As we’re discussing the fine line NFL owners have to toe between discipline and adaptability, Irsay-Gordon brings up another story. This one, comparatively, is a little more recent than the Ship of Theseus.

Late in 1911, two explorers set out in an attempt to become the first human to reach the South Pole: Roald Amundsen, a Norwegian, and Robert Falcon Scott, a Brit. Each had a team, but they took different routes and had different strategies.

The Scott team, Irsay-Gordon explains, had a budget six times larger than Amundsen’s. He had more technology. And he kept on pushing and pushing in an attempt to reach the South Pole first – hey, let’s go a few extra miles today, stuff like that.

Amundsen, meanwhile, stuck to a deeply-researched process.

“Even when the weather was good and there was a temptation, let’s just go 15 more miles today,” Irsay-Gordon says, “They said, nope, this is how we mapped it out. Versus the other guy — he had no discipline and he was just some lord from Britain gave me all this money to be able to say we got here first.”

Scott was one of five members of his team to die on the expedition. Amundsen reached the South Pole first, and his entire team made it back from Antarctica alive.

“He stayed disciplined to his plan,” Irsay-Gordon says.

You might read that as an allegory to how spending on an NFL roster does not always equal success. That wasn’t the context with which Irsay-Gordon brought up Amundsen and Scott – and, earlier in our conversation, she did make it clear that the Colts won’t have to choose between drafting/developing and free agency.

“It’s not an either/or,” Irsay-Gordon says. “We have to do both.”

No, this is more about staying disciplined amid the NFL’s hyper-focused urgency to win. There have been teams that, so to speak, arrived early – they won a division or had success sooner into a process than expected. Sometimes those teams stay disciplined to their plan. One recent example I, personally, think about here: The Buffalo Bills, in 2017, made the playoffs in the first year of Brandon Beane’s tenure as general manager. Instead of pushing all their chips in on that version of their roster, Beane maneuvered around the draft to select quarterback Josh Allen in the top 10; the Bills cratered in 2018, but began a sustainable run of success a year later in 2019.

Other teams have a plan, and the moment it fails, they blow it up. Knowing what’s a speed bump and what’s a roadblock is an important skill for an ownership group to possess.

“You can’t be so rigid,” Irsay-Gordon says. “You have to make a compromise, but then you also have to be able to be disciplined.”

Amundsen’s journey to the South Pole wasn’t all smooth and didn’t all go according to plan. He fell behind early, too, with the Scott team pushing beyond their limits for more miles per day. But he adapted instead of panicking – and, for some context, there was plenty of urgency for him to win the race against Scott, with national pride and personal glory on the line.
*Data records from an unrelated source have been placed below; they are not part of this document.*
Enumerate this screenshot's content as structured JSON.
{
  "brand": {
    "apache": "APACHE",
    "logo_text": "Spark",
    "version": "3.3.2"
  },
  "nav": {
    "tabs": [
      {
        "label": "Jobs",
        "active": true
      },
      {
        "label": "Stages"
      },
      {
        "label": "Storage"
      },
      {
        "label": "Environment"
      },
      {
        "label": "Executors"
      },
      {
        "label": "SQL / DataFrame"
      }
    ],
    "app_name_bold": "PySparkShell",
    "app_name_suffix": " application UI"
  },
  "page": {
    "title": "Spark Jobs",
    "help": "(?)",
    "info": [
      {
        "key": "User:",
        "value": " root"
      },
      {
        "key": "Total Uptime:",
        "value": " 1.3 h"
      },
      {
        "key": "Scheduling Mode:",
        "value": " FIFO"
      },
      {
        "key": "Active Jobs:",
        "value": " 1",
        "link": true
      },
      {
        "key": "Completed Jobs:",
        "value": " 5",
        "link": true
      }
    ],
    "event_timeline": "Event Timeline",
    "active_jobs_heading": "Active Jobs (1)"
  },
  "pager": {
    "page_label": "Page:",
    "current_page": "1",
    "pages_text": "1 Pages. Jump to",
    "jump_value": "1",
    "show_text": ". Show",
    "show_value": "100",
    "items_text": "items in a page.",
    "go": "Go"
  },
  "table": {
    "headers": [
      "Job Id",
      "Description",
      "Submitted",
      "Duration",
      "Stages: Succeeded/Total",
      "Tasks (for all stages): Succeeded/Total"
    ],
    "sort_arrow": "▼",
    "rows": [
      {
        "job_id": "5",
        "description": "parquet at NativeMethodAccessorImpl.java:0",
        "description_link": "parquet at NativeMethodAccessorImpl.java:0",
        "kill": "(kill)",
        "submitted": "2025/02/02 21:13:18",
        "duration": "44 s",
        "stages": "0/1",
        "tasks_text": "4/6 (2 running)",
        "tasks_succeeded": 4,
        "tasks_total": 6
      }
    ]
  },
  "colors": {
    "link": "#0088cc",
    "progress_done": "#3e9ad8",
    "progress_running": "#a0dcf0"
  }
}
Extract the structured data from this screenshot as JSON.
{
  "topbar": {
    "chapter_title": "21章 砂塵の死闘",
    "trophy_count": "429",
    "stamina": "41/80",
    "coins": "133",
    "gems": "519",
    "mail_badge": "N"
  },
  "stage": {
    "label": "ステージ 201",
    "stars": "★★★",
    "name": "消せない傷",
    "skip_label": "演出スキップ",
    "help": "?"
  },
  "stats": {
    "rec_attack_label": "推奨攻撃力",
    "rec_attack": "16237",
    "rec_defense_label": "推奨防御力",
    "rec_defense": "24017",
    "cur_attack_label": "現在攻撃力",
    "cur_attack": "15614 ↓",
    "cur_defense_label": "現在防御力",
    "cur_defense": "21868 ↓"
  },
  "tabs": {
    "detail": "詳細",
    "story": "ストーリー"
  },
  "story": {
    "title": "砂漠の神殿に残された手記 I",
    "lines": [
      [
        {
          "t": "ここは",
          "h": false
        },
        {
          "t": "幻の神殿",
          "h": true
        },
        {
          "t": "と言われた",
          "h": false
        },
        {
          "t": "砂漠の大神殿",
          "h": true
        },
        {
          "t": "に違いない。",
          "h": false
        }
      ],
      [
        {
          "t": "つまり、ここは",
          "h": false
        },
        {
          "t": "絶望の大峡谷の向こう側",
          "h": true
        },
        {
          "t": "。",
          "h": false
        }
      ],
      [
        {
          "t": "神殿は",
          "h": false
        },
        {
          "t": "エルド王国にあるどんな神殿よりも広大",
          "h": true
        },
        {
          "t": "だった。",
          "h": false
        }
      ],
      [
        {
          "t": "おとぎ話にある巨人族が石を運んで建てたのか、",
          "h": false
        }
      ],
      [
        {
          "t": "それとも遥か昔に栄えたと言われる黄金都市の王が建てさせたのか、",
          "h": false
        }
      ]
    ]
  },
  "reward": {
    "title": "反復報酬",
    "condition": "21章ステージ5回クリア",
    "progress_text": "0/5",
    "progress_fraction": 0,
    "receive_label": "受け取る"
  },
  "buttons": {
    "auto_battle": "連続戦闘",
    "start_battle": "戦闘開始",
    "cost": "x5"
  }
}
“Players and coaches (have the most) urgency in the short term,” Irsay-Gordon says. “And then personnel and your GM are kind of in the middle. And then for us as owners, we just — our horizon is so long.”

In football terms, Irsay-Gordon pointed to some recent examples of players not becoming fully-formed versions of themselves until three or four years into their career. She mentions Grover Stewart, a 2017 fourth-round pick who became a starter in Year 3 of his career and is now among the NFL’s top smothering run defenders; she also brings up Nick Cross, the 2022 third-round pick who started the first two games of his career, got benched for nearly two years, then re-emerged as a rock-solid starting safety in 2024.

And that brings us to Anthony Richardson, the 2023 No. 4 overall pick who in training camp will have to compete to hang on to his starting job.

“Where he is in his career and in his deal as a rookie, we still have time,” Irsay-Gordon says. “He still has time to prove it.”

Having said that, Irsay-Gordon continues: “Bring a sense of urgency. And nothing brings a sense of urgency more than competition.”

Irsay-Gordon, though, can not only speak authoritatively on her vision for the Colts and the process it’ll take for it to come to life. She can speak authoritatively on football, just like her father could, whether it’s about the starting quarterback or the developmental trajectory of a defensive tackle or safety.

“When you talk football with her,” head coach Shane Steichen said a few weeks ago, “she gets it. She understands it.”